Sun Life tightens grip on alternatives platform with BGO, Crescent buyouts and Bell Partners deal

Insurer deepens real estate and private credit capabilities through full ownership and new acquisition

Sun Life tightens grip on alternatives platform with BGO, Crescent buyouts and Bell Partners deal

Sun Life Financial Inc. has moved to consolidate and expand its alternatives business, finalizing full ownership of two key asset managers while striking a new deal in US real estate.

The insurer confirmed it has acquired the remaining stakes it did not already own in BentallGreenOak (BGO) and Crescent Capital, strengthening its control over real estate and private credit capabilities within its asset management arm.

The transactions saw Sun Life pay C$1.59bn for the outstanding 44% of BGO and C$829m for the remaining 49% of Crescent, completing a multi-year strategy to bring both firms fully in-house.

Leadership framed the move as a long-term bet on alternatives.

"BGO and Crescent are industry leading businesses and integral to our strategy for Sun Life Asset Management. Both companies create enduring value for our Clients and stakeholders. Together, they bring decades of real estate and credit expertise and deliver high-quality solutions for Clients globally," said Kevin Strain, President and CEO of Sun Life.

He added: "The completion of our BGO and Crescent buy-ups reflect our confidence in their leadership, performance and long-term growth."

The insurer has steadily increased its exposure to both firms over time, initially taking a majority position in BGO in 2019 and a controlling stake in Crescent in 2021.

Performance has been a key driver behind the decision. Between 2021 and 2025, the two businesses generated C$4.2bn in fee-related revenue, while assets under management climbed from C$115bn to C$165bn and EBITDA rose 90%.

As part of the new ownership structure, employees across the platform will be able to hold up to 25% through a management equity plan, aligning internal stakeholders with future growth.

Steve Peacher, executive chair of SLC Management, described the milestone as transformative for the firm’s next phase.

"The completion of the acquisition of BGO and Crescent will mark a new era for SLC Management and represents a significant step forward in delivering on our growth strategy. These buy-ups will allow SLC Management to harness the power of its platform to drive value for our Clients. We're thrilled to have Sonny Kalsi, co-Founder of BGO, officially at the helm of SLC Management as we continue to elevate our overall market position."

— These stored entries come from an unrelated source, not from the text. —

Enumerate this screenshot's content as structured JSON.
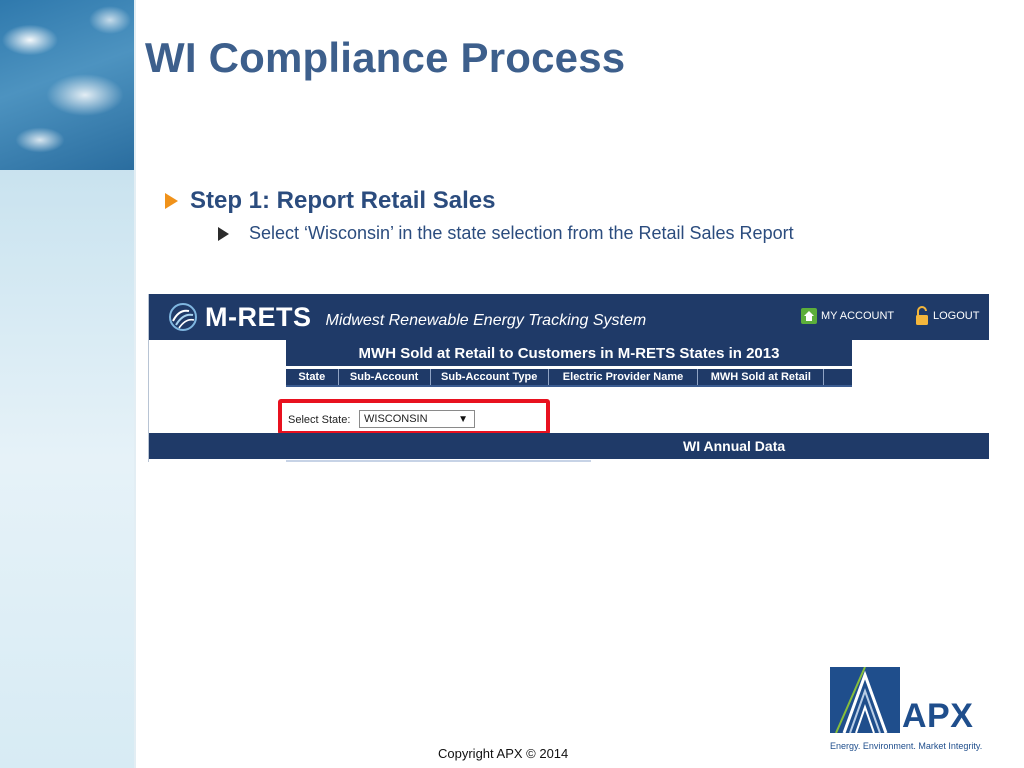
{
  "slide": {
    "title": "WI Compliance Process",
    "bullet1": "Step 1: Report Retail Sales",
    "bullet2": "Select ‘Wisconsin’ in the state selection from the Retail Sales Report",
    "copyright": "Copyright APX © 2014"
  },
  "mrets": {
    "logo_text": "M-RETS",
    "subtitle": "Midwest Renewable Energy Tracking System",
    "my_account": "MY ACCOUNT",
    "logout": "LOGOUT",
    "report_title": "MWH Sold at Retail to Customers in M-RETS States in 2013",
    "columns": [
      "State",
      "Sub-Account",
      "Sub-Account Type",
      "Electric Provider Name",
      "MWH  Sold at Retail"
    ],
    "state_label": "Select State:",
    "state_value": "WISCONSIN",
    "annual_title": "WI Annual Data"
  },
  "apx": {
    "name": "APX",
    "tagline": "Energy. Environment. Market Integrity."
  },
  "colors": {
    "title": "#3d5f8c",
    "bullet_arrow": "#f0921a",
    "mrets_navy": "#1f3a68",
    "highlight_red": "#e8111f",
    "apx_blue": "#1f4e8c"
  }
}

Alongside the buyouts, Sun Life also unveiled plans to acquire U.S.-based Bell Partners, a multifamily real estate investment manager with roughly US$10bn in assets under management.

The US$350m transaction will position Bell Partners as the firm’s U.S. multifamily platform under BGO, adding scale in residential real estate and expanding its operating footprint across key American markets.

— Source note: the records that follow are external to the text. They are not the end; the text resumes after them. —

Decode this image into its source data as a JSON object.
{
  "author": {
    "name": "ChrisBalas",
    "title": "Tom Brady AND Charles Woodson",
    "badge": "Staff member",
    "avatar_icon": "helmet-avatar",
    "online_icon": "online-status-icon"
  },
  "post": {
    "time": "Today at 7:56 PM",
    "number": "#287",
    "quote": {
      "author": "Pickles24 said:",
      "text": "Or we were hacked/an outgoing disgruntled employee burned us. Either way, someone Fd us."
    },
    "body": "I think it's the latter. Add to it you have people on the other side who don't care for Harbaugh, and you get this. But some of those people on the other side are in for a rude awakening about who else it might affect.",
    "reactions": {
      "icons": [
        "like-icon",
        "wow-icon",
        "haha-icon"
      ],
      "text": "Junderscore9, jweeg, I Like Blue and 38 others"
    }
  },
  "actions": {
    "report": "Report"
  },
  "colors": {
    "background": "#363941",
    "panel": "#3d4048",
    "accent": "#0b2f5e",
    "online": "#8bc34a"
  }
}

Bell Partners manages approximately 70,000 apartment units across 12 regions and operates through a network of nine offices with about 1,800 employees.

Sun Life expects the deal to enhance its ability to deliver diversified real estate strategies to institutional clients while strengthening its vertically integrated capabilities in property management, development, and acquisitions.

The transactions highlight a broader push by Sun Life to scale its asset management platform, deepen its alternatives offering, and unlock new growth avenues through global real estate and credit markets.